Before you start writing any essay, it is wise to outline what you intend to include in your essay regardless of the type. This guides you in writing the information that needs to be given. It also helps you organize your thoughts and avoid any distractions by nonessentials.
Writing a Narrative Essay Outline
Usually, most narrative essays are written in three paragraphs. This is, however, not a rule that is etched in stone – the number of paragraphs you decide to use will depend on how much you need to write. The important thing to bear in mind is to ensure that you do not include unnecessary details that can make your essay too long. Your aim should be to write something that retains the interest of whoever is reading your essay without boring or confusing them. The outline of your essay should generally include an introduction, the body of the essay, and a conclusion.
For a three-paragraph essay, the narrative essay structure could look like this:
- Introduction: This is where you introduce your topic and the theme you intend to address. Your introduction should start with a catchy phrase, quote, or saying. You could also use a rhetorical question that gets the reader thinking and wanting to read your story. Since you are giving a narration, the “hook” within the introduction should be very intriguing. A story is useless if it can’t capture and maintain interest.
- Body paragraph one: this paragraph caters to the beginning of your story. It would be best if you started introducing the characters of your story here. This paragraph also gives a background to your story. In this paragraph, you should use descriptive and clear vocabulary to introduce your story. This would be a good place to give information such as your story’s place, time, and period.
- Body paragraph two: The second paragraph begins to share details on actions, consequences, and other important details required by the essay. Build your story in this paragraph to the point of climax.
- Body paragraph three: This paragraph should tell how your story ends. You could use anecdotes or quotes as a wrap-up for your story. Concluding details such as results and consequences can be added to this paragraph.

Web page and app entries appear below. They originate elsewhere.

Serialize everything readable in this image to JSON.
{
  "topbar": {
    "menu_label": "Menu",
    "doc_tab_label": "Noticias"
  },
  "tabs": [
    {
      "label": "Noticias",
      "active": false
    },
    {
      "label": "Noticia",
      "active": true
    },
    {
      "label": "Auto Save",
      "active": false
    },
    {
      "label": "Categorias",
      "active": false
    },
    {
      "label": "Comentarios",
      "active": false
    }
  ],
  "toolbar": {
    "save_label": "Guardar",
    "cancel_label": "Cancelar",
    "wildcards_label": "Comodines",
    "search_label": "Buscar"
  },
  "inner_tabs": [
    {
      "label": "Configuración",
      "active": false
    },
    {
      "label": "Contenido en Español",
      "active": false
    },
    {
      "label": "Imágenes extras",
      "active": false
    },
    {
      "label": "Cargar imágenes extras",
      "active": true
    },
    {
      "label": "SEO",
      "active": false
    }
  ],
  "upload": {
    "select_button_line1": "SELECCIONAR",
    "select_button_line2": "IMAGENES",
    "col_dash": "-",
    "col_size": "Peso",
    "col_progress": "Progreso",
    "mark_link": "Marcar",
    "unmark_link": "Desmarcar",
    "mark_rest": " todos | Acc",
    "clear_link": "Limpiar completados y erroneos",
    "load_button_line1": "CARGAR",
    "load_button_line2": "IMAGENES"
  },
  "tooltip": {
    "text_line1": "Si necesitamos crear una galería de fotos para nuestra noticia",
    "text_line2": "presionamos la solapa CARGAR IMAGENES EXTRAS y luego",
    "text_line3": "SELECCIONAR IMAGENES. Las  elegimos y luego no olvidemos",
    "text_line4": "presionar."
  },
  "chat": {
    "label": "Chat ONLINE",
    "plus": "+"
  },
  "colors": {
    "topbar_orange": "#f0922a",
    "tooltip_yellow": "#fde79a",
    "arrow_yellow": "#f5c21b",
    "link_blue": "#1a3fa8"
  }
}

- Conclusion: The resolution of your story in this paragraph should highlight important details you want your readers to pick from your story. Decisions made, lessons learned, changes made, etc., can be written out in this paragraph. This is also where you restate the reason or theme of your essay.
Narrative Essay Format
Writing a narrative essay is like writing a story, so you can import the style of writing a narrative story format into writing your essay. To form the outline of a story, some approaches have been itemized. These include:
1. The plot-based approach
The plot of a story is the series of acts and actions that make up the story. A plot-based format should itemize the different important actions you intend to include in the storyline. Example
- I graduated from school.
- Search for a job before college.
- Volunteer at a soup kitchen while waiting for college
- Take refresher courses etc.
2. The scene-based approach
Every story, including a personal narrative essay, must have a scene(s). You could build the outline of your story based on the places of importance to your story.
Writing down the important places could help jolt your memory in the course of writing so that you don’t leave out any important detail. For example:
- Grandpa’s house – I met the person who introduced me to photography.
- Best friend’s party – I did my first photoshoot
- My aunt’s office – I got introduced to magazine photoshoots etc
3. The theme-based approach
A theme-based outline maps out the central themes you intend to explore in your writing. This approach is suitable when you intend to address more than one theme. This approach does not work for all types of stories, so it may not work for your personal narrative essay. For example:
- Willingness to learn – working with my uncle at his auto shop
- Loyalty – staying with my uncle’s practice regardless of pay
- Dedication – getting to work early to get in some work hours before the full day.
4. Freytag’s Pyramid Approach
Freytag’s approach is based on a pyramid that uses the five basic elements of a story to create an outline. The basic elements considered are exposition, rising action, climax, falling action, and resolution.
There is no perfect format for writing a story outline, and it is up to you to choose the best format you can work with. The most important point to note as you write out the outline of your essay is to ensure that you capture all the details you need to cover. Remember to write keywords or phrases that can trigger remembrance of the events you desire to include in the essay.